Интеллектуальными словопрениями («правы мы или нет»), полемикой – устной и письменной – отношения внутри блумсберийского кружка не ограничивались. Блумсберийцев связывали между собой отнюдь не только поиски истины или размышления о судьбах человечества и современного искусства. Они были оплетены паутиной сложных личных отношений, далеко не всегда только дружеских.

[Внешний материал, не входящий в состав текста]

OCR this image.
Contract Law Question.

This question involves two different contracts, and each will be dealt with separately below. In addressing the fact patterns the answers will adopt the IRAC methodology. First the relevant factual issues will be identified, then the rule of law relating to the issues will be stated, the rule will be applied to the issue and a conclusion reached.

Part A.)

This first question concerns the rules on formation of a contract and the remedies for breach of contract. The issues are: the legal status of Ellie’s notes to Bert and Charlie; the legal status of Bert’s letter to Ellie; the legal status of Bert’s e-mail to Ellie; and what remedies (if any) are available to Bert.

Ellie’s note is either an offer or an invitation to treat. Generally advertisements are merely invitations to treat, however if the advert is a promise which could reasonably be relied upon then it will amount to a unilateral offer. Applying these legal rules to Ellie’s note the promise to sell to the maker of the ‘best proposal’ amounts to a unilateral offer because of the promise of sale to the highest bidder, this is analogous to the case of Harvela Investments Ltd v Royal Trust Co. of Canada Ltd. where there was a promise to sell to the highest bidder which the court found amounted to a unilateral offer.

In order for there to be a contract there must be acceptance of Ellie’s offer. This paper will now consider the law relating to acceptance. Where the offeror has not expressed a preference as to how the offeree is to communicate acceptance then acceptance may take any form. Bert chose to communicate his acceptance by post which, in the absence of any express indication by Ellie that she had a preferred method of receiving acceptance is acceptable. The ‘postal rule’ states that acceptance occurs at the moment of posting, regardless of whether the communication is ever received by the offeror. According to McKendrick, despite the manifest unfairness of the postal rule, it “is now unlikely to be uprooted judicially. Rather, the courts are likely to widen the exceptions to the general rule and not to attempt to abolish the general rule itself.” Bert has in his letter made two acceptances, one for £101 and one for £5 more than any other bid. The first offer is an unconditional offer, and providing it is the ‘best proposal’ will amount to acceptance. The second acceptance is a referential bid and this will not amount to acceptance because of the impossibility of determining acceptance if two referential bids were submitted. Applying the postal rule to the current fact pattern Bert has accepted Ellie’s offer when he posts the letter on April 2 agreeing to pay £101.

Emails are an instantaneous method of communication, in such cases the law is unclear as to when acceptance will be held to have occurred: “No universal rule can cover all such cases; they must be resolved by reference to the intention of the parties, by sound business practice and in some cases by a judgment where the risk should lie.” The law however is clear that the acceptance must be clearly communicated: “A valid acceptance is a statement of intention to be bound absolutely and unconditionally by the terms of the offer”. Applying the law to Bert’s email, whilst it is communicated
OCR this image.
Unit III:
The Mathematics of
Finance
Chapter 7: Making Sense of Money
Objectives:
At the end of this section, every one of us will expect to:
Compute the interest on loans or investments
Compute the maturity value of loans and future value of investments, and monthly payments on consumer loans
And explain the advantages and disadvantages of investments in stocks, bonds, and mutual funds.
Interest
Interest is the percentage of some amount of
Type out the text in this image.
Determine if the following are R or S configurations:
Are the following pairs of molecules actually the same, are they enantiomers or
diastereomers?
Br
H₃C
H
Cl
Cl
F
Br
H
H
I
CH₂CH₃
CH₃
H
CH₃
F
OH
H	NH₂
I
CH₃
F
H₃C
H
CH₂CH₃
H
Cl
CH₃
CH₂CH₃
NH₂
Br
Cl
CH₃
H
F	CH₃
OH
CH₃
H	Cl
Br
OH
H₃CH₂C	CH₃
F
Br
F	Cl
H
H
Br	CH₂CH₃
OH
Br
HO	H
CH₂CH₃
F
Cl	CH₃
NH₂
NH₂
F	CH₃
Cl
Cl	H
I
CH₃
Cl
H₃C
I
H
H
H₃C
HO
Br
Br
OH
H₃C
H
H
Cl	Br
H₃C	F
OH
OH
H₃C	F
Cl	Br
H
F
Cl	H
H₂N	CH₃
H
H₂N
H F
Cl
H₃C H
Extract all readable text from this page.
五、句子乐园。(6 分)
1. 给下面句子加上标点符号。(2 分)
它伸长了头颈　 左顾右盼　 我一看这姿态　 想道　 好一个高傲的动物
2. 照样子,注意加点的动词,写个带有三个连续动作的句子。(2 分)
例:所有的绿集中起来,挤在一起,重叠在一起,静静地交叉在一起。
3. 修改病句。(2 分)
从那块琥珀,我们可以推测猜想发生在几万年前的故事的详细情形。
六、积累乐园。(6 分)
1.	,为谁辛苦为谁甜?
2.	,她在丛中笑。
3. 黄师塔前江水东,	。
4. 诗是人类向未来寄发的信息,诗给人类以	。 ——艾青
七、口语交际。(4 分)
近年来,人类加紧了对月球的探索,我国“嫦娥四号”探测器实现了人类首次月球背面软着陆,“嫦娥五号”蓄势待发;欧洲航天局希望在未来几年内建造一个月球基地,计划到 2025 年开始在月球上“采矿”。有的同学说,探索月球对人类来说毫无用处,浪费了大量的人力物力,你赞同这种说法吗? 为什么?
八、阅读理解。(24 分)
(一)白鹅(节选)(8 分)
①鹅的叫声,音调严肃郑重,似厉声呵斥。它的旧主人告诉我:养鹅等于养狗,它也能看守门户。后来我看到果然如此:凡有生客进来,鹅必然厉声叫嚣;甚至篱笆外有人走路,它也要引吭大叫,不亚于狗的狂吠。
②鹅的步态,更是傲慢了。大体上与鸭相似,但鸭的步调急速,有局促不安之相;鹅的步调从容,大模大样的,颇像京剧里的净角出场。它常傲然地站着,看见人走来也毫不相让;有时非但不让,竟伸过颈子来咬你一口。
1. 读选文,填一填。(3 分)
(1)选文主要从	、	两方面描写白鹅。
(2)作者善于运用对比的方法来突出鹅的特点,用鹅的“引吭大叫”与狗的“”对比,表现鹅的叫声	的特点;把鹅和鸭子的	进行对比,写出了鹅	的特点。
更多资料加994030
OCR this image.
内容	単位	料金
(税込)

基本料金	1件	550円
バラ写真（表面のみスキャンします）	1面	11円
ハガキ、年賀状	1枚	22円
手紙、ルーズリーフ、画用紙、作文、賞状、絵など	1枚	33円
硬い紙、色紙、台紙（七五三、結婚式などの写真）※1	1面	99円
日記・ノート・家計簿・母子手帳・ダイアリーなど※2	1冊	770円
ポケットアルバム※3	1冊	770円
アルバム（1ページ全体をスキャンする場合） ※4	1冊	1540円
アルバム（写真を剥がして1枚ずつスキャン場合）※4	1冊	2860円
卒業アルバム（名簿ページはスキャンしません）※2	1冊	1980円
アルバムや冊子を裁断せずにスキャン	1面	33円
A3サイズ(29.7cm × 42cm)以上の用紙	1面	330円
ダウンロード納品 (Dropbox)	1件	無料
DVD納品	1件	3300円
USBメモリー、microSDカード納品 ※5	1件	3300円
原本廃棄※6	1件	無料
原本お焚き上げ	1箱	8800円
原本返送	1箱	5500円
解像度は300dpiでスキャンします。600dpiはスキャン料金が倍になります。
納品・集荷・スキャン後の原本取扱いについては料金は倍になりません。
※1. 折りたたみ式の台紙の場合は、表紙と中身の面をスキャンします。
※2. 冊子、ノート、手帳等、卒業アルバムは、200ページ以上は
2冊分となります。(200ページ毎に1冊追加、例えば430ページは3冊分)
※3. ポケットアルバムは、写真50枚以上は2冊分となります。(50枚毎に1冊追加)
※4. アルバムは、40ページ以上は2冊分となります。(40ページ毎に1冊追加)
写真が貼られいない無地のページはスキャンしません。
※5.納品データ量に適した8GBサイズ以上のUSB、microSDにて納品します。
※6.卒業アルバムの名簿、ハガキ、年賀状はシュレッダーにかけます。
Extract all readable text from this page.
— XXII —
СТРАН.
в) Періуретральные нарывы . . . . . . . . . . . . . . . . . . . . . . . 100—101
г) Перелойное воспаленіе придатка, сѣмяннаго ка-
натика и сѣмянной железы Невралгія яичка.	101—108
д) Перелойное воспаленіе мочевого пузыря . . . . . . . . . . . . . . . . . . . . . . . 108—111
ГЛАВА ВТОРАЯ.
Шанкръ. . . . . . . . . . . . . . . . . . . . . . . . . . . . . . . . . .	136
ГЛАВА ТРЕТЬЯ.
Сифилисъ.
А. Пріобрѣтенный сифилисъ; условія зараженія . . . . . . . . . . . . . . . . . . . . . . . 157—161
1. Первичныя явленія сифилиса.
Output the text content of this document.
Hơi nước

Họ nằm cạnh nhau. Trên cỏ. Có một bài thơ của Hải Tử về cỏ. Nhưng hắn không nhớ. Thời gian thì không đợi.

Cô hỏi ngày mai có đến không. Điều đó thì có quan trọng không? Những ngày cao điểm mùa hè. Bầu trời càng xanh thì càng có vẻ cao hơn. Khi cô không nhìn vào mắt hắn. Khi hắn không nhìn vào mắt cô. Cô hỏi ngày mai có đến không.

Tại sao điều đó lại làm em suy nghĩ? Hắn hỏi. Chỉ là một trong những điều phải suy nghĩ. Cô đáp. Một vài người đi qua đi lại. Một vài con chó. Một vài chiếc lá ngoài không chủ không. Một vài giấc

В качестве темы их ночных бдений любовь и брак не котировались; любовь не обсуждалась, любовью занимались, и относились к ней с легкостью и неприкрытой откровенностью. Причем любовью по большей части однополой: большинство блумсберийцев были гомосексуалистами (Леонард Вулф – едва ли не единственное исключение), чем вызывали живейшее отвращение у того же Лоуренса, который сравнивал Кейнса и его любовника Дункана Гранта с «гнусными черными жуками». «Не переношу их, они вызывают у меня непереносимое чувство затхлости, будто я вдыхаю зловоние клоаки», – замечает писатель в письме Дэвиду Гарнетту от 19 апреля 1915 года. Причем гомосексуалистами не только на практике, но и в теории: женщины, дескать, ниже мужчин и телом и духом, а потому, с этической точки зрения, мужчины заслуживают любви больше, чем женщины.